Margaret Thatcher: A Japanese icon?
While former Prime Minister Margaret Thatcher is a divisive figure in the UK, many people in Japan regard her as an icon. So why are they fascinated with the Iron Lady?
Grantham has no tourist attractions dedicated to its most famous daughter but that does not stop visitors from around the world coming to see where Margaret Thatcher grew up.
Japanese people regularly visit the premises where her father once ran his grocery shop in the Lincolnshire town, now occupied by a natural health and chiropractic centre.
"It is not uncommon to see Japanese tourists having photographs taken outside the building," said Sandra Good, who owns the business.
"It is rare that tourists venture inside but my staff know that they are welcome to show interested parties around and to show them her bedroom if it is free and there is time."
Grantham Museum, where there is a section dedicated to Baroness Thatcher, is also popular with Japanese tourists.
"She's huge," said Jayne Robb, the museum's general manager.
"She's held up as this goddess in a way so far as 20th Century political history goes."
She is so popular with international visitors - particularly those from Japan - that the museum is in the process of fitting its displays with QR codes, a type of barcode.
These can be scanned with mobile phones and the text can then be translated into Japanese or other languages.
So why do people say they have come to the museum?
"From what we can gather, obviously she's a strong, powerful woman, and that's quite a novelty still in that Asian culture," said Ms Robb.
"They are just fascinated by her for lots of reasons but predominantly I think because she was a woman in a man's world, and that's a very rare thing in Asian culture."
'Sheer hard work'
Her rise to power from relatively humble beginnings also makes her interesting to Japanese visitors, said Ms Robb.
"She literally was a grocer's daughter from a humble little market town corner grocery shop," she said.
"I think they find it particularly fascinating; rising from the ranks, so to speak.
"It's very much in keeping with their culture, the fascination with her, because she didn't come from some dynasty, she got to the top of her tree through sheer hard work."
In the UK, however, Baroness Thatcher remains an inflammatory figure.
Some still remember her as the Milk Snatcher for her decision - before she was even prime minister - to end universal free school milk.
In Chesterfield, a group of former female coal workers calling themselves the Real Iron Ladies picketed a cinema when The Iron Lady film was released a year ago.
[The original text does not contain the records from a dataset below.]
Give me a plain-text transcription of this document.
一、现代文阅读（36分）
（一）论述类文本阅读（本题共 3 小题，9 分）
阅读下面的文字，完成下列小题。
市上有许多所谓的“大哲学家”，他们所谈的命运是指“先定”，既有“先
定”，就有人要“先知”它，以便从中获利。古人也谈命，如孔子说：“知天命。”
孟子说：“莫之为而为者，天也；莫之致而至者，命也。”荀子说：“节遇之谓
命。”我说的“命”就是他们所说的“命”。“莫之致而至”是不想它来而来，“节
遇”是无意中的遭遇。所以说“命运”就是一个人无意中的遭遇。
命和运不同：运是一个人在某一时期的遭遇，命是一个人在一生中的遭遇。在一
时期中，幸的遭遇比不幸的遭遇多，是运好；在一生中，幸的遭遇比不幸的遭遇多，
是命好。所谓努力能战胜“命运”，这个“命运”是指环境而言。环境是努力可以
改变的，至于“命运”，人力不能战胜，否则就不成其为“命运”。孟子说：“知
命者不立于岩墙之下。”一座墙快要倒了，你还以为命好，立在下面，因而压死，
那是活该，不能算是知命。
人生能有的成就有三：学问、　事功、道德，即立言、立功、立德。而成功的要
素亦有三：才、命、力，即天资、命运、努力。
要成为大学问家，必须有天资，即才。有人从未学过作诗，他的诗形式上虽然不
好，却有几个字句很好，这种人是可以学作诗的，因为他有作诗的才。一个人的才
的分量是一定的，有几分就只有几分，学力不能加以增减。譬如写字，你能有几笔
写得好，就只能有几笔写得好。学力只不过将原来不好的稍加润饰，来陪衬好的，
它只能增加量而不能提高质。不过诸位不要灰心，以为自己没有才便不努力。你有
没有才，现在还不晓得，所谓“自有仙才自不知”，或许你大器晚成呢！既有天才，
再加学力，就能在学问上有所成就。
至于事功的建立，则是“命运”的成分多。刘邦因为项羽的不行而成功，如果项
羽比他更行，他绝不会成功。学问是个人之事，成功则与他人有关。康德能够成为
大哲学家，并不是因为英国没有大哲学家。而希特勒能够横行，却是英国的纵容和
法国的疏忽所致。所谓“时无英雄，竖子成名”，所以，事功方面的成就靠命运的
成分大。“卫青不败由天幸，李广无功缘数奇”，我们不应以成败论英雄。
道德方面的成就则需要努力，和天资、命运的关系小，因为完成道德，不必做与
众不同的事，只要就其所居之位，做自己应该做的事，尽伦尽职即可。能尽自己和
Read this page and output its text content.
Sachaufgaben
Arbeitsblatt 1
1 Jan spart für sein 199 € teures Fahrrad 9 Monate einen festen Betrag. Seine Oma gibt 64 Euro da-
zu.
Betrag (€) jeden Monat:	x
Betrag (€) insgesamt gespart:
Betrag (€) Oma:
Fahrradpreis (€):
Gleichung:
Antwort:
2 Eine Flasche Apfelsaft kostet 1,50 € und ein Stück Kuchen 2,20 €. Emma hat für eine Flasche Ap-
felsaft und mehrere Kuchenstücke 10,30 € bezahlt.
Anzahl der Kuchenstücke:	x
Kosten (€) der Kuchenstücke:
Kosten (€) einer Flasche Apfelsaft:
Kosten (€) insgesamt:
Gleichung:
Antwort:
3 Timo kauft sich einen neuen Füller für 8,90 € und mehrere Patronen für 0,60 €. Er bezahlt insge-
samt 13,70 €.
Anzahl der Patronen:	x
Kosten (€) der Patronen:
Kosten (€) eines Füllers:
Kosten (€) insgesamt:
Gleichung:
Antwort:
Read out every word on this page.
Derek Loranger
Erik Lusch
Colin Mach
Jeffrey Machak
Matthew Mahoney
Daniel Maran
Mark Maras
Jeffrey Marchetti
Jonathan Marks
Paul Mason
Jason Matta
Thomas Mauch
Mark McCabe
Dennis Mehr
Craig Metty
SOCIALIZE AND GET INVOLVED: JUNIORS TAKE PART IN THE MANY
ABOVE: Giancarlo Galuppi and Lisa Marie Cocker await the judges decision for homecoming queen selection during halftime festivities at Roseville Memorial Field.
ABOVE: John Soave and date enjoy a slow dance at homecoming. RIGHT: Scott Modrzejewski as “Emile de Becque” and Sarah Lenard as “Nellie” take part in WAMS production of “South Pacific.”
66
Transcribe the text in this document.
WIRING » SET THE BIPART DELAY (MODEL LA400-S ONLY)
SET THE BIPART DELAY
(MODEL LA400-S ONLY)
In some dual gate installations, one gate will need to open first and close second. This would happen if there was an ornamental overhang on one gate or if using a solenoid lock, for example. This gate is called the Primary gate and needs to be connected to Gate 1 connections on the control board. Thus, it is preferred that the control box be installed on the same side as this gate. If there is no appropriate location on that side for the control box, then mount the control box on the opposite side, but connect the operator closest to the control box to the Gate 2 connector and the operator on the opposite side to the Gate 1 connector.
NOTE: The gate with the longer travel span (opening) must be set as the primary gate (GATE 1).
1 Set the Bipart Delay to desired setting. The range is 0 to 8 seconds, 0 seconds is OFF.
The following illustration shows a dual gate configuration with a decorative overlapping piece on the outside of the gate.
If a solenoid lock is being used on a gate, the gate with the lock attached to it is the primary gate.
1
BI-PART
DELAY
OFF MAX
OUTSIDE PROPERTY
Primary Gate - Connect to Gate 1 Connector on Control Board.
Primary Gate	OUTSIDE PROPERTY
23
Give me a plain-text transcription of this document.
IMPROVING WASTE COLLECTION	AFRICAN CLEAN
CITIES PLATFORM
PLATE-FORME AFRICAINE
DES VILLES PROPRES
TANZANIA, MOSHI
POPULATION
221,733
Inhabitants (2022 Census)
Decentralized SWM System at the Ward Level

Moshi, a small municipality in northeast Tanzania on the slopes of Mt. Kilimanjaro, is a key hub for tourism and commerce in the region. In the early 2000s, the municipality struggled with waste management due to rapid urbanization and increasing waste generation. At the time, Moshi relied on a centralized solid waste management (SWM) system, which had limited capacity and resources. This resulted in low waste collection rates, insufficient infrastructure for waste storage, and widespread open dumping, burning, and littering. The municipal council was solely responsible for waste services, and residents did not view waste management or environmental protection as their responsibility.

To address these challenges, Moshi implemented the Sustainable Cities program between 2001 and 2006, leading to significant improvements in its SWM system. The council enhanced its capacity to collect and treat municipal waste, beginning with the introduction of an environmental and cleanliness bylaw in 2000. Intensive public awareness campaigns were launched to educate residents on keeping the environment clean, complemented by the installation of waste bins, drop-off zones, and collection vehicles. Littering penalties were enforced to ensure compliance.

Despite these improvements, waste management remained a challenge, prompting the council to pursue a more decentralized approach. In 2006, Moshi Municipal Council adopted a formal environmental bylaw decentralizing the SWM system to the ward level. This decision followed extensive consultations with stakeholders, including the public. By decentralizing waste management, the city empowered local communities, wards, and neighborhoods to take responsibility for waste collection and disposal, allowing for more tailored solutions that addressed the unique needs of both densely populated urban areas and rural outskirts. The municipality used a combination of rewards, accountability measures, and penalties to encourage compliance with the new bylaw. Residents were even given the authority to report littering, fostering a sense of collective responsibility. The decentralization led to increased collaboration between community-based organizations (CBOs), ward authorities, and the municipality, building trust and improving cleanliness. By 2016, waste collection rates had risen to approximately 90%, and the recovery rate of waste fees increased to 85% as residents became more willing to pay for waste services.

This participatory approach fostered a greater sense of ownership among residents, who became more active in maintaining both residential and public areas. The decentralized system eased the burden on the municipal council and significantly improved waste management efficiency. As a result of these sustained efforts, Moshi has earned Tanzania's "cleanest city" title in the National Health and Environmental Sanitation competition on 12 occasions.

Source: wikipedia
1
In September there were reports that T-shirts to celebrate the death of Baroness Thatcher were sold at a union conference.
This shocked readers of the Japanese newspaper Asahi Shimbun, according to journalist Wataru Sawamura.
"I understand that Thatcher is a sort of controversial figure but probably most of Japanese (people) do not know except British politics experts," said Mr Sawamura, who is the newspaper's European editor and London bureau chief.
"I do not think that our readers are familiar with her detailed policies and personal life.
"But I am sure she is one of the most famous politicians in Europe and perceived very favourably."
He said there was a very simple reason that the less popular of Baroness Thatcher's policies had permeated into Japanese opinion.
"Japanese people were not affected by her (policies)," he said.
Kesteven and Grantham Girls' School, Baroness Thatcher's former school, has an exchange programme with a school in Fukushima and pupils from there visit Grantham Museum each year.
Ms Robb said the Japanese girls and boys are fascinated about what inspired and motivated the young Margaret Roberts.
"I think, again, this fascination is because she has almost achieved mythological status now," she said.
"It's 25 or 30 years since she was in power, so the youngsters have no memory of some of the darker aspects.
"They just see this incredibly tenacious, substantial woman achieving.
"They are always asking me questions. I think they want to know what she was like as a child.
"They want to draw from those qualities to create their own success."
Mr Sawamura recently visited Grantham himself to write a column for his newspaper, which sells millions of copies every day.
He said there were further reasons why Japanese people look up to Baroness Thatcher.
"Japanese population is looking for having strong leadership after prolonged political turmoil. We have (had) different prime ministers almost every year since 2006," he said.
"Also we are gradually fed up with a sort of populism. There seems to be some shift of opinion among Japanese.
"They prefer the political figure who might seek unpopular politics but are firm on political belief rather than someone who pleases electorates but deliver nothing.
"That is why if you ask Japanese intellectuals, probably they give you a positive view on Thatcher."
Charlie Gilkes is one of two founders of Maggie's, a members' nightclub in Chelsea where people can hear Baroness Thatcher's famous speeches in the toilets and drink cocktails from cups shaped like her head.
Mr Gilkes said the club gets a lot of international visitors, including people from Japan.
But he thinks visitors are attracted because of her status as an 80s icon, rather than her divisive politics.
"The club is a 1980s club and we were trying to find someone who represented that decade," said Mr Gilkes.
"For us, there was no-one that epitomised that decade more appropriately than Margaret Thatcher."